Ahora bien, e insistimos en ello, de una forma u otra, una nueva etapa daba comienzo para Juana de Castilla o Juana de España.
A la vista del Testamento del rey Fernando, ¿estaríamos ante un rasgo de afecto tardío hacia Juana? Porque lo cierto es que, en vida, el Rey soslayó el ruego de su hija de que la ayudara a gobernar, asistiéndola con su consejo, no recluyéndola en el retirado palacio de Tordesillas. Al menos, eso es lo que esperaba Juana, y eso lo sabemos muy bien por un largo informe que su carcelero, mosén Ferrer, manda a Fernando el Católico. Es un extensa carta escrita desde Tordesillas el 10 de agosto de 1511, por lo tanto cuando todavía estaba relativamente reciente la orden de reclusión dada por el Rey. Y entre otras muchas cosas, todas del mayor interés, Ferrer cuenta a su soberano cuán quejosa estaba Juana por el tratamiento que había recibido de su padre, tan distinto del que ella esperaba. Recordó que cuando los Grandes de Castilla le instaban a gobernar, se negó por esperar al Rey, entonces ausente de Castilla, para que con su regreso
«… Vuestra Alteza remediase a ella y a sus hijos y a sus Reinos…»
Pero no dejándolo todo en sus manos, sino para que la ayudase a gobernar con su consejo. Se trata de una queja reveladora de algo que no deja lugar a dudas:
«… que cuando Vuestra Alteza vino de Nápoles, que aquella (Juana) pensó que por el favor de Vuestra Alteza había de mandar toda Castilla…»[116].

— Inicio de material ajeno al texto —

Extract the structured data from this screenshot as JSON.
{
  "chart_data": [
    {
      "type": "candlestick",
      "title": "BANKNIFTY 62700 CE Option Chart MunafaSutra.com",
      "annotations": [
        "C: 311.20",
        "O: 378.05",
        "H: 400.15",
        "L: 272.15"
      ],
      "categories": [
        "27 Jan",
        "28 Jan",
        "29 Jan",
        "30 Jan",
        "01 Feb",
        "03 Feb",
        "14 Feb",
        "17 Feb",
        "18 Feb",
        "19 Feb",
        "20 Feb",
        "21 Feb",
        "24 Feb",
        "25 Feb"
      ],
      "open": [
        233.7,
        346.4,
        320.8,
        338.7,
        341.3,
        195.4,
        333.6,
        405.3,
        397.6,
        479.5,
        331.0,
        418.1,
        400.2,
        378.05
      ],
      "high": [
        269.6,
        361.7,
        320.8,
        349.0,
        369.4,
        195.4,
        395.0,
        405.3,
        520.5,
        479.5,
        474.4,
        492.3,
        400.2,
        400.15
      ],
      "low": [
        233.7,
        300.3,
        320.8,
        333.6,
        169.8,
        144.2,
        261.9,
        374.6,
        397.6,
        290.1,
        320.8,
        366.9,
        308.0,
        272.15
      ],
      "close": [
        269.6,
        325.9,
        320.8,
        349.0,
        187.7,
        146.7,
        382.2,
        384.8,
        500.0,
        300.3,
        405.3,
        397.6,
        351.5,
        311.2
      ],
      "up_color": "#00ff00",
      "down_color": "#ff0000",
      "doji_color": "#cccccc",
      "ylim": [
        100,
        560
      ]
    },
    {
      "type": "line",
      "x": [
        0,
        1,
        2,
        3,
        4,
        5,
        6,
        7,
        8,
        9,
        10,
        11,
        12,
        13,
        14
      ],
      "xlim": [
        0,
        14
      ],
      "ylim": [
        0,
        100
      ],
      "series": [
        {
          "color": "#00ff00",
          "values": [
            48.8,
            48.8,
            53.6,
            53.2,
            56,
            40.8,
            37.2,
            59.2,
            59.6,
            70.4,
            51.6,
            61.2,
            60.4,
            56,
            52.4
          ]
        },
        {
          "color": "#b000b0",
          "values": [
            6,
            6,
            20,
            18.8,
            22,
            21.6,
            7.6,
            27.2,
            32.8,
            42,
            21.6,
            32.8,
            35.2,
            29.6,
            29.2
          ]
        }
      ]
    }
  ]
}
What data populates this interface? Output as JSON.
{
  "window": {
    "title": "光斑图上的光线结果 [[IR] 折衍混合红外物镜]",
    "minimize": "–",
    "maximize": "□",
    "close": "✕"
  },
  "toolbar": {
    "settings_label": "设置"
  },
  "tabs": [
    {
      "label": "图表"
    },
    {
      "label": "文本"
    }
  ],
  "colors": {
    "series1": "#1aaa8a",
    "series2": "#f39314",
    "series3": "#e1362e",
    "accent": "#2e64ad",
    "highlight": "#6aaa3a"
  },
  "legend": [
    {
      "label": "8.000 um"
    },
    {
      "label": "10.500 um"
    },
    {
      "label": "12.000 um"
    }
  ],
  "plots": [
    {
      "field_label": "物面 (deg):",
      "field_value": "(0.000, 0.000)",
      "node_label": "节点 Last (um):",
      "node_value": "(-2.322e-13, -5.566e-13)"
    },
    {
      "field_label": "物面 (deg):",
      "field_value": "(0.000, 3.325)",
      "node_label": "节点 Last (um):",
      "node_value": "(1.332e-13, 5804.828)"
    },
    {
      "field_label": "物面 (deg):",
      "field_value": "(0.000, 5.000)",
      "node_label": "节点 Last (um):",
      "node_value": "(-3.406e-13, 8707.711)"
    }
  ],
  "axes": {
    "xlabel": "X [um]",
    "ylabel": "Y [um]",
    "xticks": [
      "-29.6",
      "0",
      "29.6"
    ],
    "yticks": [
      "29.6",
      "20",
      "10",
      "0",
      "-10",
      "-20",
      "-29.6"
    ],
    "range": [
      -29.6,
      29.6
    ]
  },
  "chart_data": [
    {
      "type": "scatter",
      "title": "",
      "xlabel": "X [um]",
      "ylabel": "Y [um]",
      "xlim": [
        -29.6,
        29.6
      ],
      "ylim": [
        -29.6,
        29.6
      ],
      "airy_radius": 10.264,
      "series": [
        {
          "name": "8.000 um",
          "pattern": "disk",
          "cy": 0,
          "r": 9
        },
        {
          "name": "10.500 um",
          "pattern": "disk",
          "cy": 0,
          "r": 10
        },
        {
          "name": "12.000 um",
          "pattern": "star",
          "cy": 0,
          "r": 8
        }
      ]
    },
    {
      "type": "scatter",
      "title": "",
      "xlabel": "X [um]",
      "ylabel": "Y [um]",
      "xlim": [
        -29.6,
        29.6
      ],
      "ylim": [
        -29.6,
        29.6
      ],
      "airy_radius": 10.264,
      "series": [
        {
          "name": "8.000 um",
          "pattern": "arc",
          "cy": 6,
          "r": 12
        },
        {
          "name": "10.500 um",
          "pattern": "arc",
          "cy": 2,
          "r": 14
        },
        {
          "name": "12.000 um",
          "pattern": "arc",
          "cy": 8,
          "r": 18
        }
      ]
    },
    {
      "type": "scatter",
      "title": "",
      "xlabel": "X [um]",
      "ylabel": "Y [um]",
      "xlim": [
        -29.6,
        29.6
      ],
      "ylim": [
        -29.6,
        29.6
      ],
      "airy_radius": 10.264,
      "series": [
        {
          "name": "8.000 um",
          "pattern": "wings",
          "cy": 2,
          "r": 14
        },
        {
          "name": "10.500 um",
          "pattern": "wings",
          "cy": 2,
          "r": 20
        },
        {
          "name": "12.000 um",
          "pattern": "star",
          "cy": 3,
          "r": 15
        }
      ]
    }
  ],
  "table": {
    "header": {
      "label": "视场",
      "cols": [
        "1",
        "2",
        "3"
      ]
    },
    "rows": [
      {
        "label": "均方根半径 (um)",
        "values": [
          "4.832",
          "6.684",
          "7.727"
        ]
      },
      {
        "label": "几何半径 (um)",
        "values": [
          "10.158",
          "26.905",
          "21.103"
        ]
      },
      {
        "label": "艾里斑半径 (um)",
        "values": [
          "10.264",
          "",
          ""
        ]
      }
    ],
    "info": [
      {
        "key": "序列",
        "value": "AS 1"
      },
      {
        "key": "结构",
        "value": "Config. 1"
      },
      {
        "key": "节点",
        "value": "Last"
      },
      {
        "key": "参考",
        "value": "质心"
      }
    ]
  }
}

Por lo tanto, Juana no estaba entonces tan loca ni tan conforme con su retiro del mundo. Sin duda, hubiera querido gobernar como la reina de Castilla que era, si bien, ante la carga que ello suponía, había confiado en poder hacerlo con la preciosa ayuda de su padre, Fernando el Católico, que tan sagaz se había mostrado siempre en materias de Estado. Y además, con el aliciente añadido de que lograría recuperar a todos sus hijos.
Pero Fernando fue de otra opinión. Nada de estar gobernando en la sombra, como el consejero desinteresado. Él quería todo el poder en sus manos, sin fisura alguna, tal como le apuntaba su embajador Puebla, buen conocedor de las intenciones de su amo.
Y de ese modo, Juana fue la sacrificada, la cautiva de Tordesillas, sin más consuelo que la compañía de su hija menor, Catalina, pero apartada para siempre del resto de sus hijos y al margen por completo del gobierno del Reino.
¿Hubiera ocurrido lo mismo si se hubiera tratado del hijo varón, de aquel Juan muerto en 1497? ¿Se habría atrevido Fernando? ¿Lo habrían consentido las Cortes de Castilla?
Pero no se trató de Juan, sino de Juana; no del Príncipe, sino de la Princesa.
Una vez más, la mujer fue la gran sacrificada.